К книге
Колыбельная для рейхаГлава 55
93%
55

Хельга

Стук, с которым рука падает в металлическое ведро. Маленькая посиневшая ручка. Хельга стискивает гу­бы, видя в стальном ведре крохотную конечность, сжатые, словно у спящего, малюсенькие пальчики. Она поочередно подает инструменты док­тору Кляйнле. На кушетке для родов трехлетний мальчик, восковая кукла под хлороформом, рука ампутирована до плеча. Малыш прибыл накануне из Берлина вместе с другими ранеными детьми. После него еще полдюжины ждут своей очереди.

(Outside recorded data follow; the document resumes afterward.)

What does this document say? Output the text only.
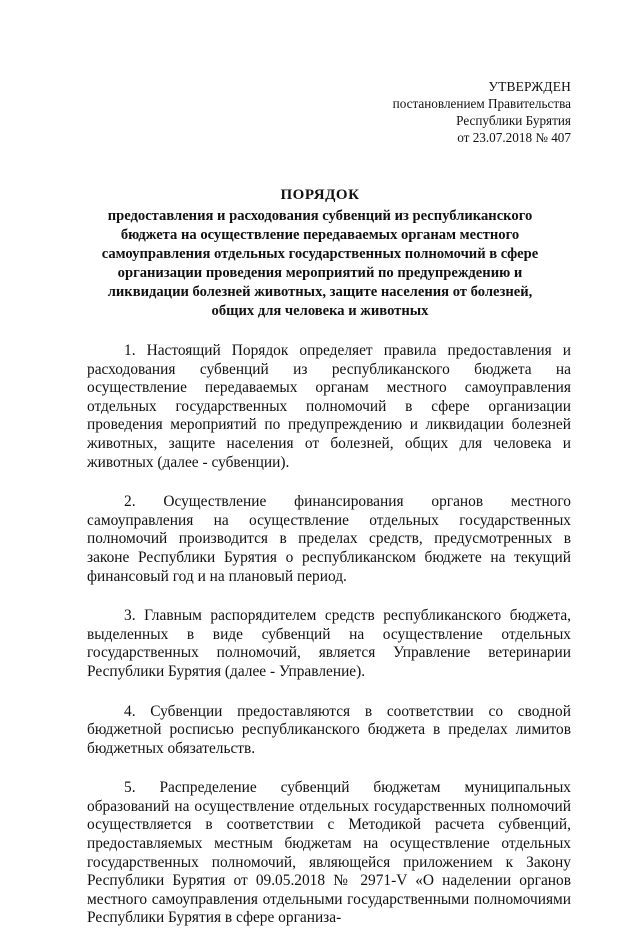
УТВЕРЖДЕН
постановлением Правительства
Республики Бурятия
от 23.07.2018 № 407
ПОРЯДОК
предоставления и расходования субвенций из республиканского бюджета на осуществление передаваемых органам местного самоуправления отдельных государственных полномочий в сфере организации проведения мероприятий по предупреждению и ликвидации болезней животных, защите населения от болезней, общих для человека и животных

1. Настоящий Порядок определяет правила предоставления и расходования субвенций из республиканского бюджета на осуществление передаваемых органам местного самоуправления отдельных государственных полномочий в сфере организации проведения мероприятий по предупреждению и ликвидации болезней животных, защите населения от болезней, общих для человека и животных (далее - субвенции).

2. Осуществление финансирования органов местного самоуправления на осуществление отдельных государственных полномочий производится в пределах средств, предусмотренных в законе Республики Бурятия о республиканском бюджете на текущий финансовый год и на плановый период.

3. Главным распорядителем средств республиканского бюджета, выделенных в виде субвенций на осуществление отдельных государственных полномочий, является Управление ветеринарии Республики Бурятия (далее - Управление).

4. Субвенции предоставляются в соответствии со сводной бюджетной росписью республиканского бюджета в пределах лимитов бюджетных обязательств.

5. Распределение субвенций бюджетам муниципальных образований на осуществление отдельных государственных полномочий осуществляется в соответствии с Методикой расчета субвенций, предоставляемых местным бюджетам на осуществление отдельных государственных полномочий, являющейся приложением к Закону Республики Бурятия от 09.05.2018 № 2971-V «О наделении органов местного самоуправления отдельными государственными полномочиями Республики Бурятия в сфере организа-
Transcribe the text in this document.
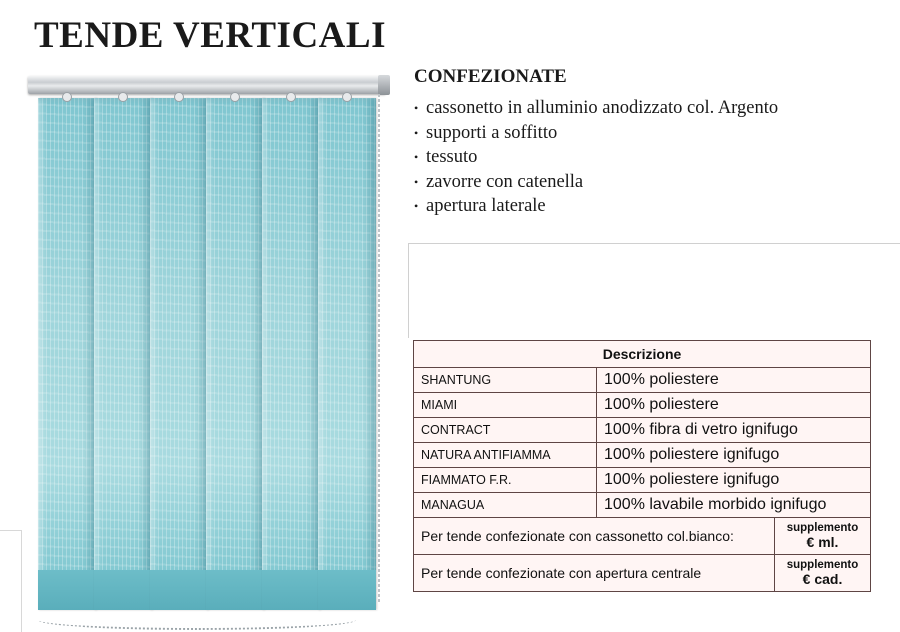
TENDE VERTICALI
CONFEZIONATE
• cassonetto in alluminio anodizzato col. Argento
• supporti a soffitto
• tessuto
• zavorre con catenella
• apertura laterale
Descrizione		
SHANTUNG	100% poliestere	
MIAMI	100% poliestere	
CONTRACT	100% fibra di vetro ignifugo	
NATURA ANTIFIAMMA	100% poliestere ignifugo	
FIAMMATO F.R.	100% poliestere ignifugo	
MANAGUA	100% lavabile morbido ignifugo	
Per tende confezionate con cassonetto col.bianco:		supplemento
€ ml.

Per tende confezionate con apertura centrale		supplemento
€ cad.
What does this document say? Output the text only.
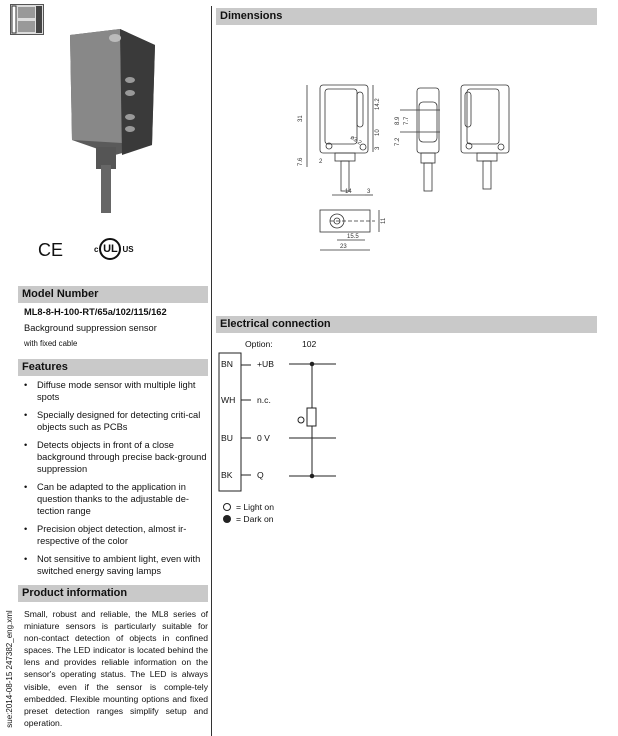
CE	c UL US
Model Number
ML8-8-H-100-RT/65a/102/115/162
Background suppression sensor
with fixed cable
Features
• Diffuse mode sensor with multiple light spots
• Specially designed for detecting criti-cal objects such as PCBs
• Detects objects in front of a close background through precise back-ground suppression
• Can be adapted to the application in question thanks to the adjustable de-tection range
• Precision object detection, almost ir-respective of the color
• Not sensitive to ambient light, even with switched energy saving lamps
Product information
Small, robust and reliable, the ML8 series of miniature sensors is particularly suitable for non-contact detection of objects in confined spaces. The LED indicator is located behind the lens and provides reliable information on the sensor's operating status. The LED is always visible, even if the sensor is comple-tely embedded. Flexible mounting options and fixed preset detection ranges simplify setup and operation.
sue:2014-08-15 247382_eng.xml
Dimensions
31
14.2
10
3
7.6	2
14	3
8.9 7.7
7.2
ø3.2
11
15.5
23
Electrical connection
Option:	102
BN	+UB
WH	n.c.
BU	0 V
BK	Q
= Light on
= Dark on
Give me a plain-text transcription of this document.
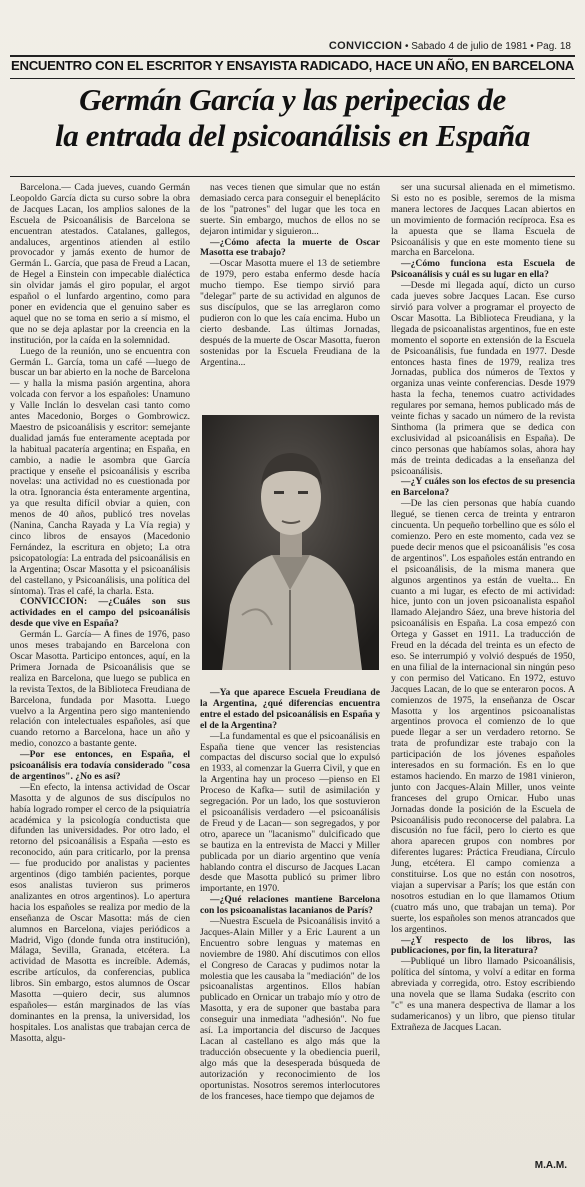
CONVICCION • Sabado 4 de julio de 1981 • Pag. 18
ENCUENTRO CON EL ESCRITOR Y ENSAYISTA RADICADO, HACE UN AÑO, EN BARCELONA
Germán García y las peripecias de
la entrada del psicoanálisis en España

Barcelona.— Cada jueves, cuando Germán Leopoldo García dicta su curso sobre la obra de Jacques Lacan, los amplios salones de la Escuela de Psicoanálisis de Barcelona se encuentran atestados. Catalanes, gallegos, andaluces, argentinos atienden al estilo provocador y jamás exento de humor de Germán L. García, que pasa de Freud a Lacan, de Hegel a Einstein con impecable dialéctica sin olvidar jamás el giro popular, el argot español o el lunfardo argentino, como para poner en evidencia que el genuino saber es aquel que no se toma en serio a sí mismo, el que no se deja aplastar por la creencia en la institución, por la caída en la solemnidad.

Luego de la reunión, uno se encuentra con Germán L. García, toma un café —luego de buscar un bar abierto en la noche de Barcelona— y halla la misma pasión argentina, ahora volcada con fervor a los españoles: Unamuno y Valle Inclán lo desvelan casi tanto como antes Macedonio, Borges o Gombrowicz. Maestro de psicoanálisis y escritor: semejante dualidad jamás fue enteramente aceptada por la habitual pacatería argentina; en España, en cambio, a nadie le asombra que García practique y enseñe el psicoanálisis y escriba novelas: una actividad no es cuestionada por la otra. Ignorancia ésta enteramente argentina, ya que resulta difícil obviar a quien, con menos de 40 años, publicó tres novelas (Nanina, Cancha Rayada y La Vía regia) y cinco libros de ensayos (Macedonio Fernández, la escritura en objeto; La otra psicopatología: La entrada del psicoanálisis en la Argentina; Oscar Masotta y el psicoanálisis del castellano, y Psicoanálisis, una política del síntoma). Tras el café, la charla. Esta.

CONVICCION: —¿Cuáles son sus actividades en el campo del psicoanálisis desde que vive en España?

Germán L. García— A fines de 1976, paso unos meses trabajando en Barcelona con Oscar Masotta. Participo entonces, aquí, en la Primera Jornada de Psicoanálisis que se realiza en Barcelona, que luego se publica en la revista Textos, de la Biblioteca Freudiana de Barcelona, fundada por Masotta. Luego vuelvo a la Argentina pero sigo manteniendo relación con intelectuales españoles, así que cuando retorno a Barcelona, hace un año y medio, conozco a bastante gente.

—Por ese entonces, en España, el psicoanálisis era todavía considerado "cosa de argentinos". ¿No es así?

—En efecto, la intensa actividad de Oscar Masotta y de algunos de sus discípulos no había logrado romper el cerco de la psiquiatría académica y la psicología conductista que difunden las universidades. Por otro lado, el retorno del psicoanálisis a España —esto es reconocido, aún para criticarlo, por la prensa— fue producido por analistas y pacientes argentinos (digo también pacientes, porque esos analistas tuvieron sus primeros analizantes en otros argentinos). Lo apertura hacia los españoles se realiza por medio de la enseñanza de Oscar Masotta: más de cien alumnos en Barcelona, viajes periódicos a Madrid, Vigo (donde funda otra institución), Málaga, Sevilla, Granada, etcétera. La actividad de Masotta es increíble. Además, escribe artículos, da conferencias, publica libros. Sin embargo, estos alumnos de Oscar Masotta —quiero decir, sus alumnos españoles— están marginados de las vías dominantes en la prensa, la universidad, los hospitales. Los analistas que trabajan cerca de Masotta, algu-

nas veces tienen que simular que no están demasiado cerca para conseguir el beneplácito de los "patrones" del lugar que les toca en suerte. Sin embargo, muchos de ellos no se dejaron intimidar y siguieron...

—¿Cómo afecta la muerte de Oscar Masotta ese trabajo?

—Oscar Masotta muere el 13 de setiembre de 1979, pero estaba enfermo desde hacía mucho tiempo. Ese tiempo sirvió para "delegar" parte de su actividad en algunos de sus discípulos, que se las arreglaron como pudieron con lo que les caía encima. Hubo un cierto desbande. Las últimas Jornadas, después de la muerte de Oscar Masotta, fueron sostenidas por la Escuela Freudiana de la Argentina...

—Ya que aparece Escuela Freudiana de la Argentina, ¿qué diferencias encuentra entre el estado del psicoanálisis en España y el de la Argentina?

—La fundamental es que el psicoanálisis en España tiene que vencer las resistencias compactas del discurso social que lo expulsó en 1933, al comenzar la Guerra Civil, y que en la Argentina hay un proceso —pienso en El Proceso de Kafka— sutil de asimilación y segregación. Por un lado, los que sostuvieron el psicoanálisis verdadero —el psicoanálisis de Freud y de Lacan— son segregados, y por otro, aparece un "lacanismo" dulcificado que se bautiza en la entrevista de Macci y Miller publicada por un diario argentino que venía hablando contra el discurso de Jacques Lacan desde que Masotta publicó su primer libro importante, en 1970.

—¿Qué relaciones mantiene Barcelona con los psicoanalistas lacanianos de París?

—Nuestra Escuela de Psicoanálisis invitó a Jacques-Alain Miller y a Eric Laurent a un Encuentro sobre lenguas y matemas en noviembre de 1980. Ahí discutimos con ellos el Congreso de Caracas y pudimos notar la molestia que les causaba la "mediación" de los psicoanalistas argentinos. Ellos habían publicado en Ornicar un trabajo mío y otro de Masotta, y era de suponer que bastaba para conseguir una inmediata "adhesión". No fue así. La importancia del discurso de Jacques Lacan al castellano es algo más que la traducción obsecuente y la obediencia pueril, algo más que la desesperada búsqueda de autorización y reconocimiento de los oportunistas. Nosotros seremos interlocutores de los franceses, hace tiempo que dejamos de

ser una sucursal alienada en el mimetismo. Si esto no es posible, seremos de la misma manera lectores de Jacques Lacan abiertos en un movimiento de formación recíproca. Esa es la apuesta que se llama Escuela de Psicoanálisis y que en este momento tiene su marcha en Barcelona.

—¿Cómo funciona esta Escuela de Psicoanálisis y cuál es su lugar en ella?

—Desde mi llegada aquí, dicto un curso cada jueves sobre Jacques Lacan. Ese curso sirvió para volver a programar el proyecto de Oscar Masotta. La Biblioteca Freudiana, y la llegada de psicoanalistas argentinos, fue en este momento el soporte en extensión de la Escuela de Psicoanálisis, fue fundada en 1977. Desde entonces hasta fines de 1979, realiza tres Jornadas, publica dos números de Textos y organiza unas veinte conferencias. Desde 1979 hasta la fecha, tenemos cuatro actividades regulares por semana, hemos publicado más de veinte fichas y sacado un número de la revista Sinthoma (la primera que se dedica con exclusividad al psicoanálisis en España). De cinco personas que habíamos solas, ahora hay más de treinta dedicadas a la enseñanza del psicoanálisis.

—¿Y cuáles son los efectos de su presencia en Barcelona?

—De las cien personas que había cuando llegué, se tienen cerca de treinta y entraron cincuenta. Un pequeño torbellino que es sólo el comienzo. Pero en este momento, cada vez se puede decir menos que el psicoanálisis "es cosa de argentinos". Los españoles están entrando en el psicoanálisis, de la misma manera que algunos argentinos ya están de vuelta... En cuanto a mi lugar, es efecto de mi actividad: hice, junto con un joven psicoanalista español llamado Alejandro Sáez, una breve historia del psicoanálisis en España. La cosa empezó con Ortega y Gasset en 1911. La traducción de Freud en la década del treinta es un efecto de eso. Se interrumpió y volvió después de 1950, en una filial de la internacional sin ningún peso y con permiso del Vaticano. En 1972, estuvo Jacques Lacan, de lo que se enteraron pocos. A comienzos de 1975, la enseñanza de Oscar Masotta y los argentinos psicoanalistas argentinos provoca el comienzo de lo que puede llegar a ser un verdadero retorno. Se trata de profundizar este trabajo con la participación de los jóvenes españoles interesados en su formación. Es en lo que estamos haciendo. En marzo de 1981 vinieron, junto con Jacques-Alain Miller, unos veinte franceses del grupo Ornicar. Hubo unas Jornadas donde la posición de la Escuela de Psicoanálisis pudo reconocerse del palabra. La discusión no fue fácil, pero lo cierto es que ahora aparecen grupos con nombres por diferentes lugares: Práctica Freudiana, Círculo Jung, etcétera. El campo comienza a constituirse. Los que no están con nosotros, viajan a supervisar a París; los que están con nosotros estudian en lo que llamamos Otium (cuatro más uno, que trabajan un tema). Por suerte, los españoles son menos atrancados que los argentinos.

—¿Y respecto de los libros, las publicaciones, por fin, la literatura?

—Publiqué un libro llamado Psicoanálisis, política del síntoma, y volví a editar en forma abreviada y corregida, otro. Estoy escribiendo una novela que se llama Sudaka (escrito con "c" es una manera despectiva de llamar a los sudamericanos) y un libro, que pienso titular Extrañeza de Jacques Lacan.

M.A.M.
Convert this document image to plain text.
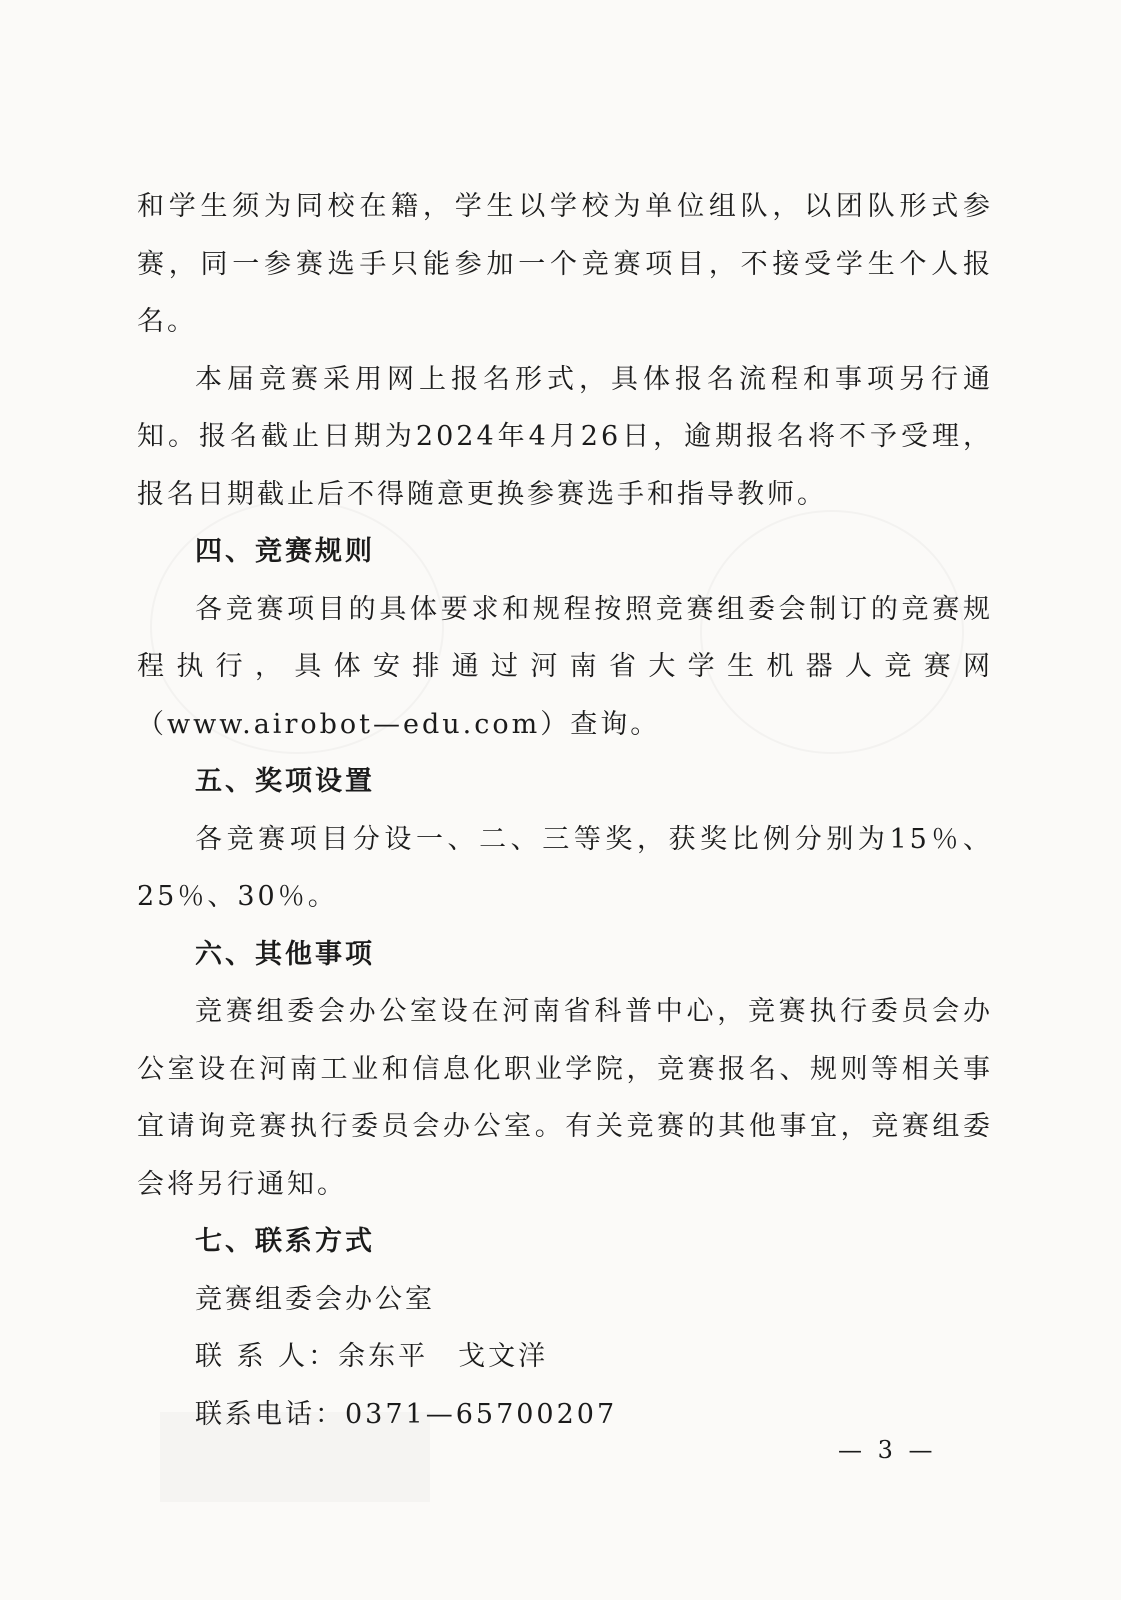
和学生须为同校在籍，学生以学校为单位组队，以团队形式参赛，同一参赛选手只能参加一个竞赛项目，不接受学生个人报名。

本届竞赛采用网上报名形式，具体报名流程和事项另行通知。报名截止日期为2024年4月26日，逾期报名将不予受理，报名日期截止后不得随意更换参赛选手和指导教师。

四、竞赛规则

各竞赛项目的具体要求和规程按照竞赛组委会制订的竞赛规程执行，具体安排通过河南省大学生机器人竞赛网（www.airobot—edu.com）查询。

五、奖项设置

各竞赛项目分设一、二、三等奖，获奖比例分别为15％、25％、30％。

六、其他事项

竞赛组委会办公室设在河南省科普中心，竞赛执行委员会办公室设在河南工业和信息化职业学院，竞赛报名、规则等相关事宜请询竞赛执行委员会办公室。有关竞赛的其他事宜，竞赛组委会将另行通知。

七、联系方式

竞赛组委会办公室

联 系 人：余东平　戈文洋

联系电话：0371—65700207

— 3 —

Вечером в кухне, где теперь работают деревенские женщины из Штайнхёринга, она проверяет запасы еды для детей на завтра. У нее вдруг начинает кружиться голова, она хочет налить себе стакан воды и опрокидывает его. Чувствует, как подступают слезы, внезапный паводок. Отвернувшись, придавливает уголки глаз большим и указательным пальцами левой руки. И все же они текут, она утирает их пальцами и левым рукавом. Выпрямляется. Так и не повернувшись, спокойно спрашивает, где два­дцать кило картошки, которые должны были у них остаться. Отвечает ей мужской голос: “Fünfzig кило, пятьдесят! И сто литров свежего молока!”

Она оборачивается, смотрит строго, чтобы заставить позабыть о своих покрасневших глазах. Это барон Отто фон Фойри, человек лет сорока с круглым и добрым лицом, кажется, что даже его густые черные брови улыбаются. В руках у него огромный мешок, в котором, должно быть, и лежит картошка, а через плечо висят две обезглавленные и ощипанные птицы, связанные веревочкой за лапки.

С тех пор как американцы заняли “Хохланд”, он разъезжает по деревням, стараясь уговорить недоверчивых крестьян поделиться с ним молоком и картошкой, чтобы накормить подозрительных сирот. Крестьяне не любили их матерей и ничего не прощают детям. Несмотря на это, барону удается их уломать. Он никогда не возвращается с пустыми руками. Американцы оставили ему машину и даже дают бензин.

Он опускает мешок на пол. Потом весело бросает птиц на стальную решетку раковины. От звука, с которым голая плоть шлепается на металл, Хельга морщится, как от боли. Плоть, металл, маленькая ручка, искалеченное тело ребенка, растерзанное тело. Вскрытое, изрезанное тело Юргена. Обезглавленные птицы. У Хельги снова начинают дрожать руки, кончики пальцев подергиваются, лоб и верх­няя губа покрываются испариной, свет, пронзающий кухонный полумрак, делается слепящим. Она отступает, приоткрыв рот, шатаясь, с испуганными глазами. Не слышит, как ее окликают, “сестра Хельга”, ничего уже не слышит. В коридоре не понимает, куда идти. Вваливается в заброшенную комнату, ту, где жила фрау Хейртрёй с Юргеном. Здесь пахнет свернувшимся молоком и пылью. Могилой.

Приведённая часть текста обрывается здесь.